I knew this girl at university, a friend of a friend. She was that kind of 70’s bohemian type (proper boho, rather than Sienna Miller-esque fash-boho) all velvet flares and bell-sleeved shirts. Her long brown hair fell into silky snakes around her shoulders, she wore zero make-up – and I doubt she ever had. I’d never seen anything like her before. With my blue hair and fluro make-up I found her minimal aesthetic mesmerising. She was, and remains, the closest thing I’d ever seen to Patti Smith…
She happened to live with 13 other people (so boho) and they had a bit of a soiree – somewhere between a full blown house party and book club. On the way to the loo I took my wine-fuelled opportunity to have a peek into her room – out of pure curiosity. It looked almost Parisian, with it’s minute balcony blowing in warm summer air and a light bulb glowed an amber light across the room. There was a mattress on the floor, with palest blue bedding. A fifth-hand tattered copy of Being and Nothingness lay next to one side, and a clutch of clothes were slung over a rope-bound wooden chair. She had a few bits of ‘interesting’ silver jewellery on an unvarnished wooden table and a random wooden cross, hung crookedly on the way. That was it, pretty much. Just a few token things, the vestige of a true bohemian life. I looked around one final time and figured that, if you were in a ‘hurry’ of some kind, you could pack up everything she owned and fit it into one suitcase. And I’ve been obsessed with that idea ever since.

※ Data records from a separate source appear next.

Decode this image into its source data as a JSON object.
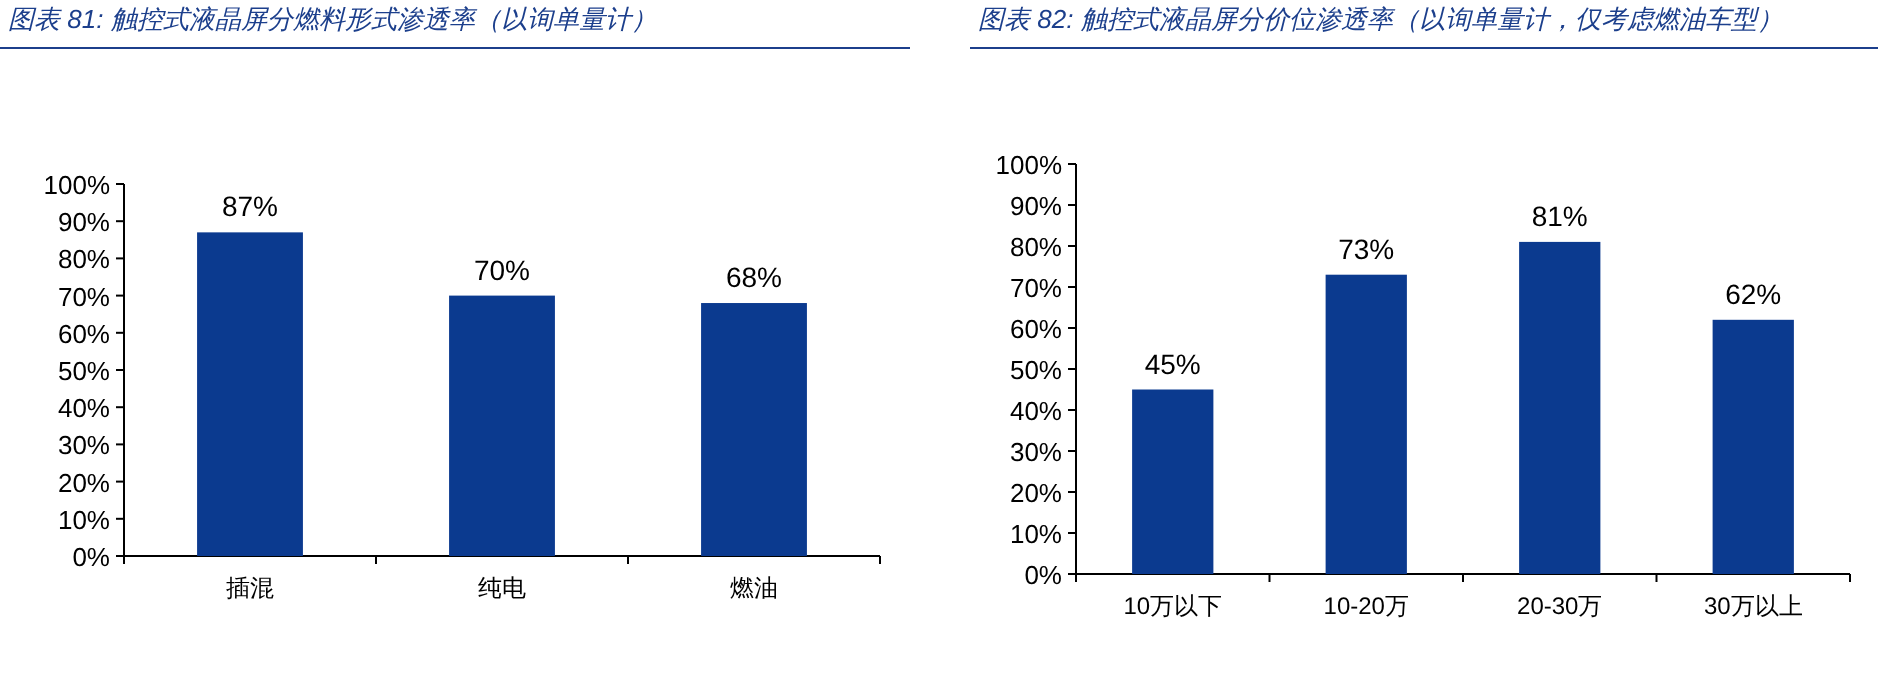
{
  "chart_data": [
    {
      "type": "bar",
      "title": "图表 81:  触控式液晶屏分燃料形式渗透率（以询单量计）",
      "categories": [
        "插混",
        "纯电",
        "燃油"
      ],
      "values": [
        87,
        70,
        68
      ],
      "color": "#0b3a8f",
      "ylim": [
        0,
        100
      ],
      "yticks": [
        {
          "value": 0,
          "label": "0%"
        },
        {
          "value": 10,
          "label": "10%"
        },
        {
          "value": 20,
          "label": "20%"
        },
        {
          "value": 30,
          "label": "30%"
        },
        {
          "value": 40,
          "label": "40%"
        },
        {
          "value": 50,
          "label": "50%"
        },
        {
          "value": 60,
          "label": "60%"
        },
        {
          "value": 70,
          "label": "70%"
        },
        {
          "value": 80,
          "label": "80%"
        },
        {
          "value": 90,
          "label": "90%"
        },
        {
          "value": 100,
          "label": "100%"
        }
      ],
      "value_labels": [
        "87%",
        "70%",
        "68%"
      ]
    },
    {
      "type": "bar",
      "title": "图表 82:  触控式液晶屏分价位渗透率（以询单量计，仅考虑燃油车型）",
      "categories": [
        "10万以下",
        "10-20万",
        "20-30万",
        "30万以上"
      ],
      "values": [
        45,
        73,
        81,
        62
      ],
      "color": "#0b3a8f",
      "ylim": [
        0,
        100
      ],
      "yticks": [
        {
          "value": 0,
          "label": "0%"
        },
        {
          "value": 10,
          "label": "10%"
        },
        {
          "value": 20,
          "label": "20%"
        },
        {
          "value": 30,
          "label": "30%"
        },
        {
          "value": 40,
          "label": "40%"
        },
        {
          "value": 50,
          "label": "50%"
        },
        {
          "value": 60,
          "label": "60%"
        },
        {
          "value": 70,
          "label": "70%"
        },
        {
          "value": 80,
          "label": "80%"
        },
        {
          "value": 90,
          "label": "90%"
        },
        {
          "value": 100,
          "label": "100%"
        }
      ],
      "value_labels": [
        "45%",
        "73%",
        "81%",
        "62%"
      ]
    }
  ]
}
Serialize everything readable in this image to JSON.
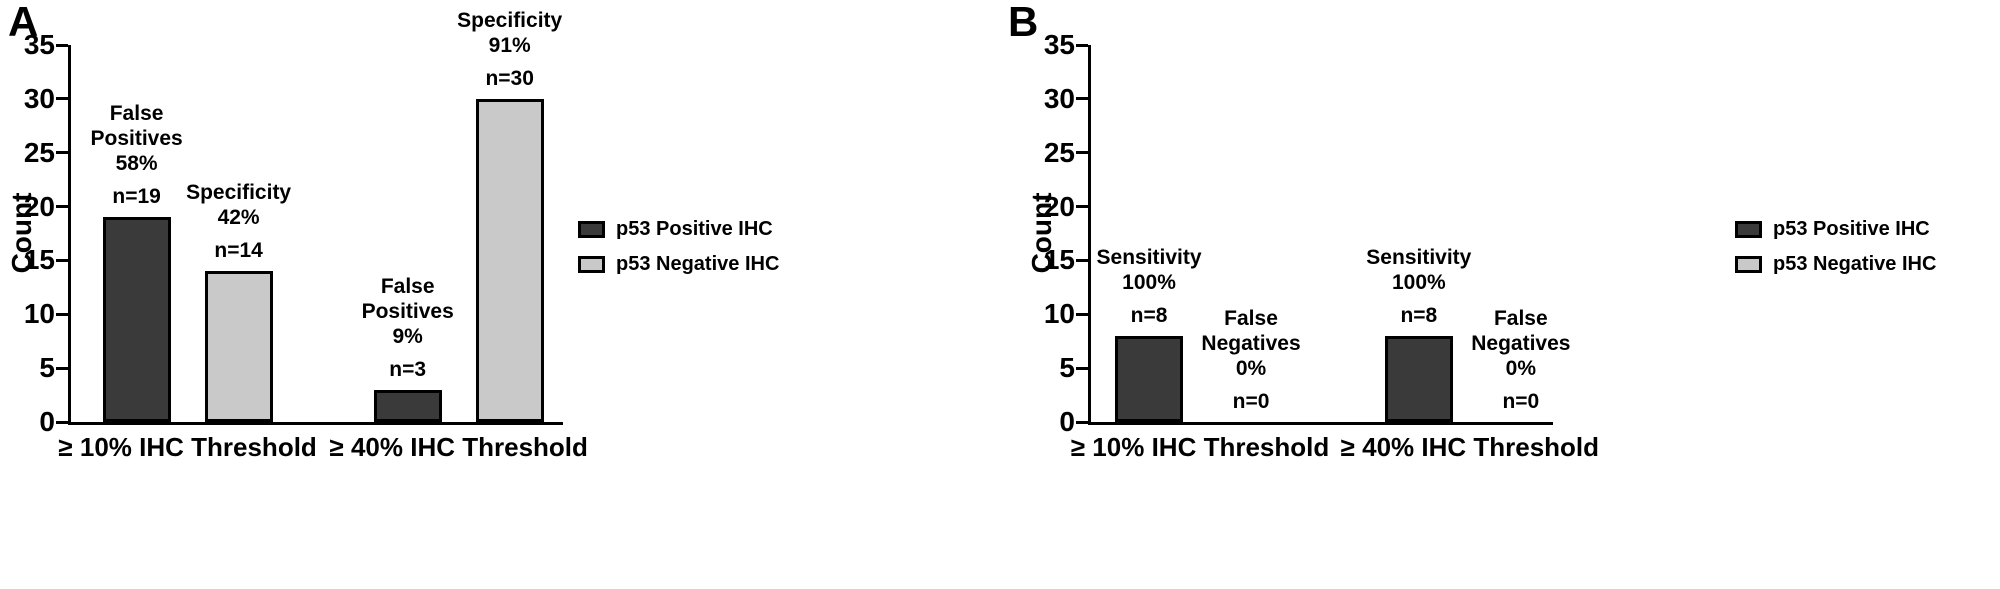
{
  "figure": {
    "panels": [
      {
        "letter": "A"
      },
      {
        "letter": "B"
      }
    ]
  },
  "colors": {
    "positive_fill": "#3a3a3a",
    "negative_fill": "#c9c9c9",
    "axis": "#000000",
    "background": "#ffffff"
  },
  "legend": {
    "items": [
      {
        "label": "p53 Positive IHC",
        "series": "positive"
      },
      {
        "label": "p53 Negative IHC",
        "series": "negative"
      }
    ]
  },
  "chart_data": [
    {
      "type": "bar",
      "panel": "A",
      "title": "",
      "xlabel": "",
      "ylabel": "Count",
      "ylim": [
        0,
        35
      ],
      "yticks": [
        0,
        5,
        10,
        15,
        20,
        25,
        30,
        35
      ],
      "grid": false,
      "legend_position": "right",
      "categories": [
        "≥ 10% IHC Threshold",
        "≥ 40% IHC Threshold"
      ],
      "series": [
        {
          "name": "p53 Positive IHC",
          "values": [
            19,
            3
          ]
        },
        {
          "name": "p53 Negative IHC",
          "values": [
            14,
            30
          ]
        }
      ],
      "annotations": [
        {
          "group": 0,
          "series": 0,
          "stat": "False\nPositives\n58%",
          "n": "n=19"
        },
        {
          "group": 0,
          "series": 1,
          "stat": "Specificity\n42%",
          "n": "n=14"
        },
        {
          "group": 1,
          "series": 0,
          "stat": "False\nPositives\n9%",
          "n": "n=3"
        },
        {
          "group": 1,
          "series": 1,
          "stat": "Specificity\n91%",
          "n": "n=30"
        }
      ]
    },
    {
      "type": "bar",
      "panel": "B",
      "title": "",
      "xlabel": "",
      "ylabel": "Count",
      "ylim": [
        0,
        35
      ],
      "yticks": [
        0,
        5,
        10,
        15,
        20,
        25,
        30,
        35
      ],
      "grid": false,
      "legend_position": "right",
      "categories": [
        "≥ 10% IHC Threshold",
        "≥ 40% IHC Threshold"
      ],
      "series": [
        {
          "name": "p53 Positive IHC",
          "values": [
            8,
            8
          ]
        },
        {
          "name": "p53 Negative IHC",
          "values": [
            0,
            0
          ]
        }
      ],
      "annotations": [
        {
          "group": 0,
          "series": 0,
          "stat": "Sensitivity\n100%",
          "n": "n=8"
        },
        {
          "group": 0,
          "series": 1,
          "stat": "False\nNegatives\n0%",
          "n": "n=0"
        },
        {
          "group": 1,
          "series": 0,
          "stat": "Sensitivity\n100%",
          "n": "n=8"
        },
        {
          "group": 1,
          "series": 1,
          "stat": "False\nNegatives\n0%",
          "n": "n=0"
        }
      ]
    }
  ]
}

It took me two weeks to pack my room up when we moved house at the end of that summer. The stress was unbelievable. I tried to sort through it and minimise my hoard of junk, but it was still colossal mass of things. I’ve repeated that same pattern of having huge amounts of stressful stuff each time I’ve moved in the decade since. When I moved into my own flat, this year, my collection of scented candles piled up threatened to engulf me whole, like a towering venus flytrap that’s been on hunger strike. It’s not that I’m a hoarder, or that I can’t get rid of things – that’s not the issue. I just have a lot of stuff – books, clothes, make up, parts of memories and travels afar. But every time I think of my ideal room, my mind drifts back to that bare, minimal room. It feels freeing just thinking about it.

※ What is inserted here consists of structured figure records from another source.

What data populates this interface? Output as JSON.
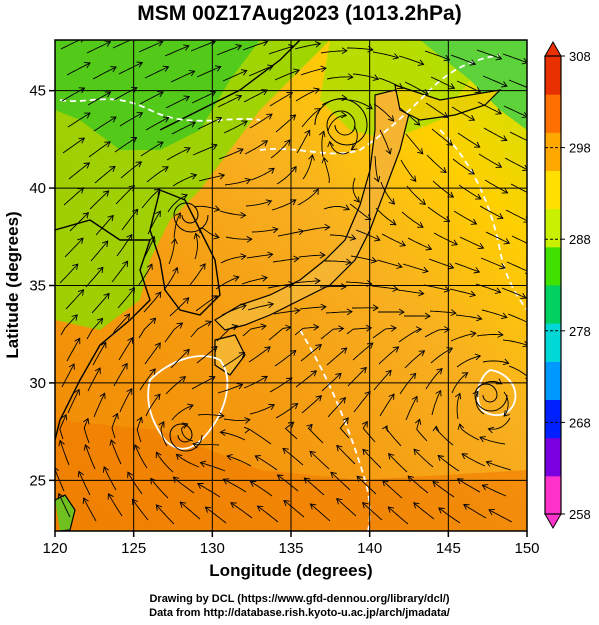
{
  "title": "MSM 00Z17Aug2023 (1013.2hPa)",
  "chart_data": {
    "type": "map",
    "xlabel": "Longitude (degrees)",
    "ylabel": "Latitude  (degrees)",
    "xlim": [
      120,
      150
    ],
    "ylim": [
      22.4,
      47.6
    ],
    "xticks": [
      120,
      125,
      130,
      135,
      140,
      145,
      150
    ],
    "yticks": [
      25,
      30,
      35,
      40,
      45
    ],
    "colorbar": {
      "min": 258,
      "max": 308,
      "ticks": [
        258,
        268,
        278,
        288,
        298,
        308
      ],
      "colors": [
        "#ff33cc",
        "#7a00e0",
        "#0020ff",
        "#0099ff",
        "#00d8d8",
        "#00d060",
        "#40e000",
        "#c8f000",
        "#ffe000",
        "#ffa800",
        "#ff7000",
        "#e83000"
      ]
    },
    "grid": true
  },
  "credits": {
    "line1": "Drawing by DCL (https://www.gfd-dennou.org/library/dcl/)",
    "line2": "Data from http://database.rish.kyoto-u.ac.jp/arch/jmadata/"
  }
}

There’s a balance, I suppose. Between having the things you love around you and cluttering your life (and mind) with pointless oodles of junk. Junk that becomes a task of such gargantuan proportion when it comes to tidying that you end up losing an entire weekend to sorting one single part of it. And I tried to Marie Kondo it – but I truly love everything – and getting rid of it all seems impossible. The pile never diminishes.
So how do you pull back from having lots of much-loved stuff to a more minimal existence, in a tiny (but beautiful) flat? I don’t have an answer. But, I’m working on it, with that room from 10 years ago as my adored idyll. The lesson in life? Stop buying all the things. The real lesson in life? That’s never gonna fucking happen.